P(red) = ___ ÷ ___ = _______ (as a decimal)
Step 2 — Identify n (the number of trials).
n = _______
Step 3 — Apply the expected-frequency formula.
E = P × n = ___ × ___ = _______
Step 4 — Sense-check.
The expected count is sensible because it is about ___ of the total, which matches P(red) ≈ ___.
3. You do — independent practice
Show formula lines: relative frequency = freq ÷ total; expected frequency E = P × n.
Foundation — apply E = P × n
3.1 A fair die is rolled 300 times. How many times would you expect to roll a 6? 1 mark
3.2 A team has P(win) = 0.4 per game. In a season of 50 games, how many wins are expected? 1 mark
3.3 A spinner has P(yellow) = 1/4. The spinner is spun 80 times. How many yellow spins are expected? 1 mark
Standard — relative frequency from data
3.4 In a survey of 200 students, 80 prefer Maths over Science. Find the experimental probability that a random student prefers Maths. 1 mark
3.5 A frequency table shows transport to school: bus 90, walk 60, car 36, bike 14 (n = 200). (i) Find P(car). (ii) If the whole Year 7 cohort has 500 students, estimate how many travel by car. 2 marks
3.6 List the five stages of the PPDAC cycle in order, with one short sentence describing each. 2 marks
Extension — push your thinking
3.7 The school cafeteria estimates that 35% of all student orders include a vegetarian option. On a day with 480 orders, (i) find the expected number of vegetarian orders, (ii) explain in one sentence why the actual count might be 158 instead of the expected value. 3 marks
3.8 A bag has 5 red, 2 blue and 3 green marbles. A marble is drawn at random with replacement 200 times. Find the expected counts for red, blue, and green. Verify the three expected counts add to 200. 3 marks
How did this worksheet feel?
What I'll revisit before next class:
Section 2 — Bag of 8 (We do)
Step 1: P(red) = 3 ÷ 8 = 0.375. Step 2: n = 240. Step 3: E = 0.375 × 240 = 90 red picks. Step 4: 90 is about 3/8 of 240, which matches P(red) ≈ 0.375. ✓
3.1 — Die rolled 300 times, expected 6s
E = (1/6) × 300 = 50 sixes.
3.2 — Team wins
E = 0.4 × 50 = 20 wins.
3.3 — Yellow spins
E = (1/4) × 80 = 20 yellow spins.
3.4 — Prefer Maths
P(Maths) = 80 ÷ 200 = 2/5 = 0.4.
3.5 — Transport to school
(i) P(car) = 36 ÷ 200 = 9/50 = 0.18.
(ii) Expected car users in 500 = 0.18 × 500 = 90 students.
3.6 — PPDAC cycle
Problem — state the question you want to answer.

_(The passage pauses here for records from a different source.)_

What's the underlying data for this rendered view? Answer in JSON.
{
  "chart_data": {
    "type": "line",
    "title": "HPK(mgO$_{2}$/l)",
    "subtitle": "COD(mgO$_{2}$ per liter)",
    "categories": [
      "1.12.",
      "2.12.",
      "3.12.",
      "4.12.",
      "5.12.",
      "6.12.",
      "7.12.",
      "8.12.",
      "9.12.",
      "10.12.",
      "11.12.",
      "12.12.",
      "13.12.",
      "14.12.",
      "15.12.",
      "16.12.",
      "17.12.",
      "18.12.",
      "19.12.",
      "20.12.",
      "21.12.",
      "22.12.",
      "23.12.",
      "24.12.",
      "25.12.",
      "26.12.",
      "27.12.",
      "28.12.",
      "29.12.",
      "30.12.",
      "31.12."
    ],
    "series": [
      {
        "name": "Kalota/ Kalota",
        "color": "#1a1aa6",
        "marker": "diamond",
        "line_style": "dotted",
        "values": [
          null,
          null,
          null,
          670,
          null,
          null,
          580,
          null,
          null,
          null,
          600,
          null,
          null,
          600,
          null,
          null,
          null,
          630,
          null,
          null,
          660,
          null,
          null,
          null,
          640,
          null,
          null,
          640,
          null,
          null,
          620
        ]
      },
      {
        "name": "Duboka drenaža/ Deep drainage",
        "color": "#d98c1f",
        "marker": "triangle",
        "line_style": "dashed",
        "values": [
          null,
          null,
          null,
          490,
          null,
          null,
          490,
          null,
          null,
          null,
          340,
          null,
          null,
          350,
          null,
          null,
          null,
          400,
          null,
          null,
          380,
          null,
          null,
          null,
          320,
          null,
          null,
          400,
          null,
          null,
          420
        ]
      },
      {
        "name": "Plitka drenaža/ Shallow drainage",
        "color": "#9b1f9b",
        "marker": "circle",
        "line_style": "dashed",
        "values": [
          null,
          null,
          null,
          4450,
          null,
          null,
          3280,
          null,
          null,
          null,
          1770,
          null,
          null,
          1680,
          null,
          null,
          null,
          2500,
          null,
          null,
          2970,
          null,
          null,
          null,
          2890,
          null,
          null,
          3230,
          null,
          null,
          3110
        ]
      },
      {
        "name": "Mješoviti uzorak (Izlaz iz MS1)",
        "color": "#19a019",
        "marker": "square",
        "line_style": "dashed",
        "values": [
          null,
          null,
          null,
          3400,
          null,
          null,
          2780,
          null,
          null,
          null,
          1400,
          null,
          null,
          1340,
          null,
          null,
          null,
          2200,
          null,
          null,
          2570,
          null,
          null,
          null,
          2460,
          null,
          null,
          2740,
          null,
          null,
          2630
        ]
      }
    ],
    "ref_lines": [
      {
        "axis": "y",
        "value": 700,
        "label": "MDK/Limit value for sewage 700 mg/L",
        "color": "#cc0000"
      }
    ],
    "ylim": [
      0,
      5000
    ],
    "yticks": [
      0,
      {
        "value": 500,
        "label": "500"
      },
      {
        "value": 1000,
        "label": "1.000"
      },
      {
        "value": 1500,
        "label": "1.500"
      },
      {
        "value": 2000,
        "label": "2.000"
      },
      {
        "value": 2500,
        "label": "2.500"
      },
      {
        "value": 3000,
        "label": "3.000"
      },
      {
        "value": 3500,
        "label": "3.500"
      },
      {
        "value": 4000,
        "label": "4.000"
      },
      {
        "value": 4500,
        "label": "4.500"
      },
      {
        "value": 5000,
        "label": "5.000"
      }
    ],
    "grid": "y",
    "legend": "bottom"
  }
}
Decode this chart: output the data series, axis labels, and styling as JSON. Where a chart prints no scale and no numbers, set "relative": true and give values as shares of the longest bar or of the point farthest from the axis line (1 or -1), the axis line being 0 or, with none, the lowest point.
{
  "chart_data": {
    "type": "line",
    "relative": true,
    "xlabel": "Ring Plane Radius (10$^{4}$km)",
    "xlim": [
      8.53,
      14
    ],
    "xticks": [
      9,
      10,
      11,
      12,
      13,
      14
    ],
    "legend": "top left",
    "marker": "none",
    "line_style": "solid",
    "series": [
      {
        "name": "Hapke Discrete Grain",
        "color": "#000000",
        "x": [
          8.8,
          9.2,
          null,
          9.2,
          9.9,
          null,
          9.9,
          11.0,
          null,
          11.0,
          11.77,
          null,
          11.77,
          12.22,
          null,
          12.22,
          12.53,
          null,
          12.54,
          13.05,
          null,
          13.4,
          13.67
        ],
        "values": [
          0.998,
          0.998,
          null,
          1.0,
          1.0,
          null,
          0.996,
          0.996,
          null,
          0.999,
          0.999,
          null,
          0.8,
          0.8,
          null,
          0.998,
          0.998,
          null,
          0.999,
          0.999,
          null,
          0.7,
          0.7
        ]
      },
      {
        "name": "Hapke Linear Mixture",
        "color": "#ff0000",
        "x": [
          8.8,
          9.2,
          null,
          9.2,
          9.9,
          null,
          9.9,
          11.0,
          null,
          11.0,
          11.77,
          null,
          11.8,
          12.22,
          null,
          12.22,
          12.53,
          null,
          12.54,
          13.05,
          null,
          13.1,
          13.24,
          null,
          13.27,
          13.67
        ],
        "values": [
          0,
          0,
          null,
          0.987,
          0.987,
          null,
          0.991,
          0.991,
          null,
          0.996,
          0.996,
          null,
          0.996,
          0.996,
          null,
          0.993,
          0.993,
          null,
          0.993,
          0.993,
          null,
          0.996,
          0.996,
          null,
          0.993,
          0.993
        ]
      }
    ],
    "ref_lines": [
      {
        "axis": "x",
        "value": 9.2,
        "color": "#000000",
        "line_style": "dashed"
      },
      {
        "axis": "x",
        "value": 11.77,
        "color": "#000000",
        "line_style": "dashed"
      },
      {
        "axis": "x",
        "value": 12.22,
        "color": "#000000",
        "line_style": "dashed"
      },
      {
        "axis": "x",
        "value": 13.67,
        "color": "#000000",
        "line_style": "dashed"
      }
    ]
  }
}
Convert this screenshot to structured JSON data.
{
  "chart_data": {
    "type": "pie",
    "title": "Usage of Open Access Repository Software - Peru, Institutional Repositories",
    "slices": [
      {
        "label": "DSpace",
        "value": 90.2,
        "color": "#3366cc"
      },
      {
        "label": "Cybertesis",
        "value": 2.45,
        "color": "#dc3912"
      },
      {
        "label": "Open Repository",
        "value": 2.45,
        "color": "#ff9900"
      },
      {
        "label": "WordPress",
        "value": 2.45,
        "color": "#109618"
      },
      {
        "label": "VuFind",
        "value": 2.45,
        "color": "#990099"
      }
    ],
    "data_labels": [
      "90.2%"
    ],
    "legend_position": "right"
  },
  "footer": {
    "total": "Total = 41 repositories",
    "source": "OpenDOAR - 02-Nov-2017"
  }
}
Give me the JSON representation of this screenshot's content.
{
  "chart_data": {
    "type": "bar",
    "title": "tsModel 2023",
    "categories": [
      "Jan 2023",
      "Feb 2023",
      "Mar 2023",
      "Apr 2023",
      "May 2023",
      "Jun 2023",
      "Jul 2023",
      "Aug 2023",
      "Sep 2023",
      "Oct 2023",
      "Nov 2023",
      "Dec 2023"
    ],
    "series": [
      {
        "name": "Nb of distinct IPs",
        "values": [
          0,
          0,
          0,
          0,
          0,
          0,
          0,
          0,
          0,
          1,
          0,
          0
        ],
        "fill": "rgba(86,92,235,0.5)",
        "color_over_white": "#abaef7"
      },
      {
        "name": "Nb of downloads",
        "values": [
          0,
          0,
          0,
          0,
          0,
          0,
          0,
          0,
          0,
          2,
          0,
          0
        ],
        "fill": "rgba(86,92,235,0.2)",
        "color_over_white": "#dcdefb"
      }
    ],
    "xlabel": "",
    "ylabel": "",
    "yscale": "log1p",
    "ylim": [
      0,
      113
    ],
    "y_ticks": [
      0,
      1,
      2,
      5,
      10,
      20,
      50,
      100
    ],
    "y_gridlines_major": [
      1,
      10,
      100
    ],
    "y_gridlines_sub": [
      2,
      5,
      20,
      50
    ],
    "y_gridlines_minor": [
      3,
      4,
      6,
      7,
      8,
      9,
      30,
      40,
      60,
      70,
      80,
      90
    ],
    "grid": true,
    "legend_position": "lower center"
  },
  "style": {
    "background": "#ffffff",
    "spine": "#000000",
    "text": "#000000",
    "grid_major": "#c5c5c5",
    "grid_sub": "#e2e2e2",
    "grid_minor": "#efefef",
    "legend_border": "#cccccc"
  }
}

Plan — design how data will be collected (sample size, method).
Data — collect and organise the observations.
Analysis — calculate statistics, draw graphs, look for patterns.
Conclusion — answer the original question using the evidence.
3.7 — Cafeteria vegetarian orders
(i) E = 0.35 × 480 = 168 vegetarian orders.
(ii) The actual count (158) differs because expected frequency is a prediction, not a guarantee — natural variation means real samples fluctuate around the expected value.
3.8 — Bag 5R, 2B, 3G, 200 trials
P(R) = 5/10 = 0.5 → E(R) = 0.5 × 200 = 100.
P(B) = 2/10 = 0.2 → E(B) = 0.2 × 200 = 40.
P(G) = 3/10 = 0.3 → E(G) = 0.3 × 200 = 60.